- Location: Marshall County, Minnesota
- Coordinates: 48°29′19″N 95°53′57″W﻿ / ﻿48.48861°N 95.89917°W
- Type: lake
- Surface area: 181 acres (73 ha)
- Max. depth: 7 feet (2.1 m)
- References: https://usa.fishermap.org/depth-map/thief-lake-mn/

= Thief Lake =

Lake in the state of Minnesota, United States

Thief Lake is a lake in Marshall County, in the U.S. state of Minnesota. Minnesota’s Department of Natural Resources maintains the lake with goals of managing the waterfowl and elk populations but is not part of the state's Sentinel Lakes Program.

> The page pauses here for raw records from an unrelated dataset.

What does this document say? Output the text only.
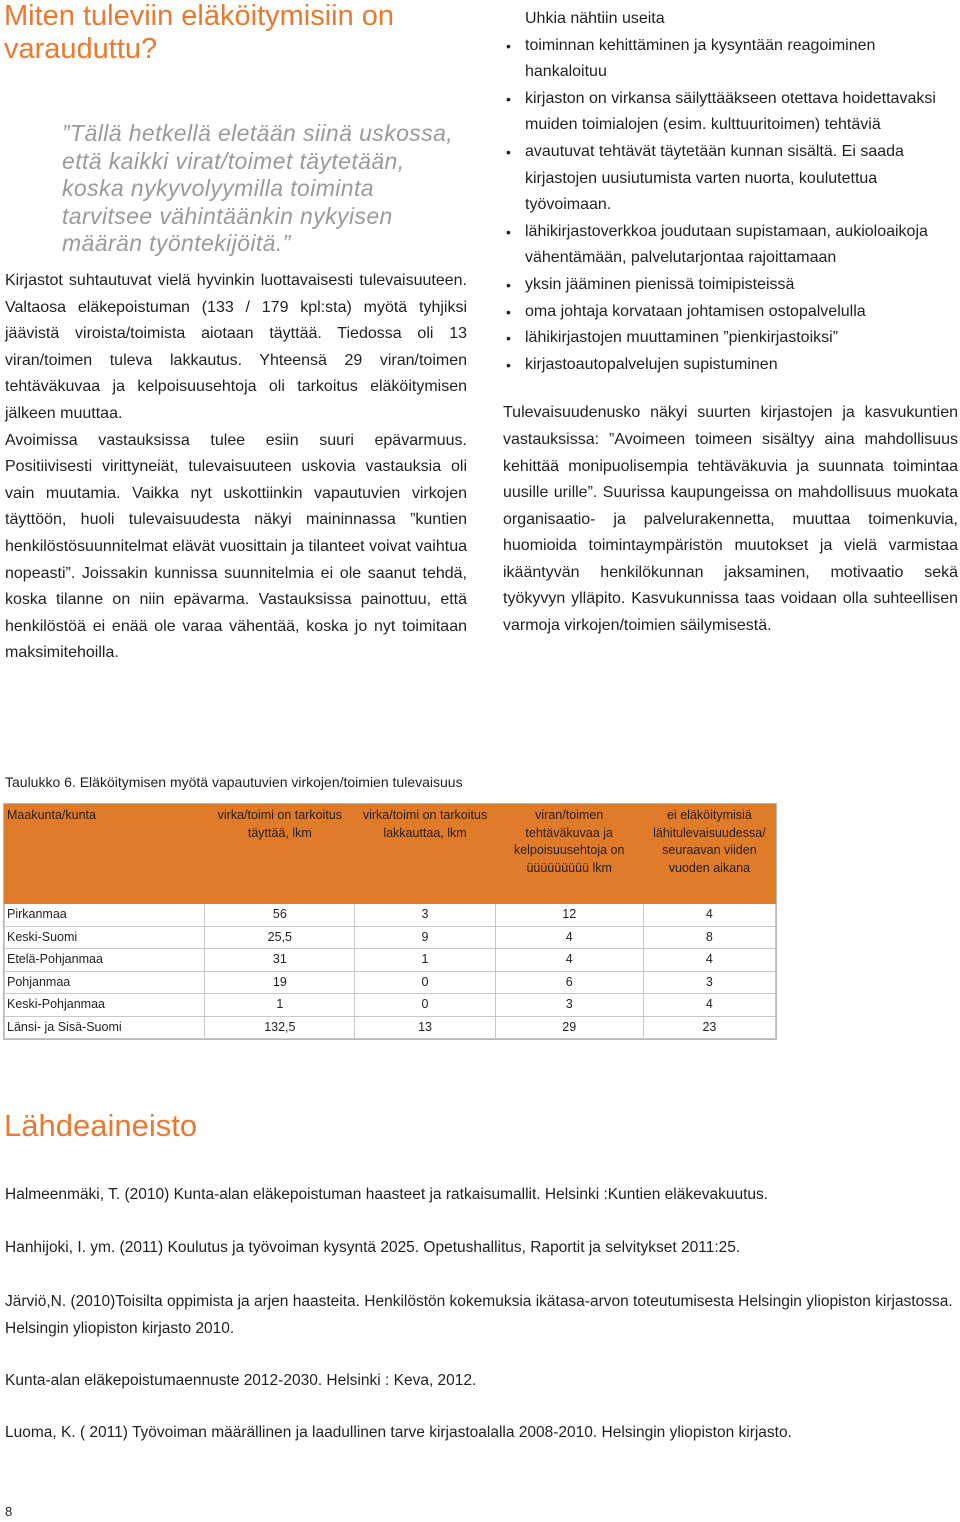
Miten tuleviin eläköitymisiin on
varauduttu?
”Tällä hetkellä eletään siinä uskossa, että kaikki virat/toimet täytetään, koska nykyvolyymilla toiminta tarvitsee vähintäänkin nykyisen määrän työntekijöitä.”

Kirjastot suhtautuvat vielä hyvinkin luottavaisesti tulevaisuuteen. Valtaosa eläkepoistuman (133 / 179 kpl:sta) myötä tyhjiksi jäävistä viroista/toimista aiotaan täyttää. Tiedossa oli 13 viran/toimen tuleva lakkautus. Yhteensä 29 viran/toimen tehtäväkuvaa ja kelpoisuusehtoja oli tarkoitus eläköitymisen jälkeen muuttaa.

Avoimissa vastauksissa tulee esiin suuri epävarmuus. Positiivisesti virittyneiät, tulevaisuuteen uskovia vastauksia oli vain muutamia. Vaikka nyt uskottiinkin vapautuvien virkojen täyttöön, huoli tulevaisuudesta näkyi maininnassa ”kuntien henkilöstösuunnitelmat elävät vuosittain ja tilanteet voivat vaihtua nopeasti”. Joissakin kunnissa suunnitelmia ei ole saanut tehdä, koska tilanne on niin epävarma. Vastauksissa painottuu, että henkilöstöä ei enää ole varaa vähentää, koska jo nyt toimitaan maksimitehoilla.

Uhkia nähtiin useita

• toiminnan kehittäminen ja kysyntään reagoiminen hankaloituu
• kirjaston on virkansa säilyttääkseen otettava hoidettavaksi muiden toimialojen (esim. kulttuuritoimen) tehtäviä
• avautuvat tehtävät täytetään kunnan sisältä. Ei saada kirjastojen uusiutumista varten nuorta, koulutettua työvoimaan.
• lähikirjastoverkkoa joudutaan supistamaan, aukioloaikoja vähentämään, palvelutarjontaa rajoittamaan
• yksin jääminen pienissä toimipisteissä
• oma johtaja korvataan johtamisen ostopalvelulla
• lähikirjastojen muuttaminen ”pienkirjastoiksi”
• kirjastoautopalvelujen supistuminen

Tulevaisuudenusko näkyi suurten kirjastojen ja kasvukuntien vastauksissa: ”Avoimeen toimeen sisältyy aina mahdollisuus kehittää monipuolisempia tehtäväkuvia ja suunnata toimintaa uusille urille”. Suurissa kaupungeissa on mahdollisuus muokata organisaatio- ja palvelurakennetta, muuttaa toimenkuvia, huomioida toimintaympäristön muutokset ja vielä varmistaa ikääntyvän henkilökunnan jaksaminen, motivaatio sekä työkyvyn ylläpito. Kasvukunnissa taas voidaan olla suhteellisen varmoja virkojen/toimien säilymisestä.

Taulukko 6. Eläköitymisen myötä vapautuvien virkojen/toimien tulevaisuus
Maakunta/kunta	virka/toimi on tarkoitus täyttää, lkm	virka/toimi on tarkoitus lakkauttaa, lkm	viran/toimen tehtäväkuvaa ja kelpoisuusehtoja on üüüüüüüüü lkm	ei eläköitymisiä lähitulevaisuudessa/ seuraavan viiden vuoden aikana
Pirkanmaa	56	3	12	4
Keski-Suomi	25,5	9	4	8
Etelä-Pohjanmaa	31	1	4	4
Pohjanmaa	19	0	6	3
Keski-Pohjanmaa	1	0	3	4
Länsi- ja Sisä-Suomi	132,5	13	29	23
Lähdeaineisto
Halmeenmäki, T. (2010) Kunta-alan eläkepoistuman haasteet ja ratkaisumallit. Helsinki :Kuntien eläkevakuutus.
Hanhijoki, I. ym. (2011) Koulutus ja työvoiman kysyntä 2025. Opetushallitus, Raportit ja selvitykset 2011:25.
Järviö,N. (2010)Toisilta oppimista ja arjen haasteita. Henkilöstön kokemuksia ikätasa-arvon toteutumisesta Helsingin yliopiston kirjastossa. Helsingin yliopiston kirjasto 2010.
Kunta-alan eläkepoistumaennuste 2012-2030. Helsinki : Keva, 2012.
Luoma, K. ( 2011) Työvoiman määrällinen ja laadullinen tarve kirjastoalalla 2008-2010. Helsingin yliopiston kirjasto.
8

The lake gives its name to the township that it stands on, Thief Lake Township. The lake is linked to the Red Lake River via Thief River. The two rivers meet at Thief River Falls. The lake's water level is controlled by a dam which whose construction started in 1930 and finished in 1931.

The area is designated as a Wildlife management area. Studies on population density starting as early as 1957 and as late as 2004 show a decrease in the lake's observed population of muskrat, scaup, and scud. The same studies show an increase in the lake's Ringneck duck harvest. The only water access site is a dock on the Northwest side of the lake.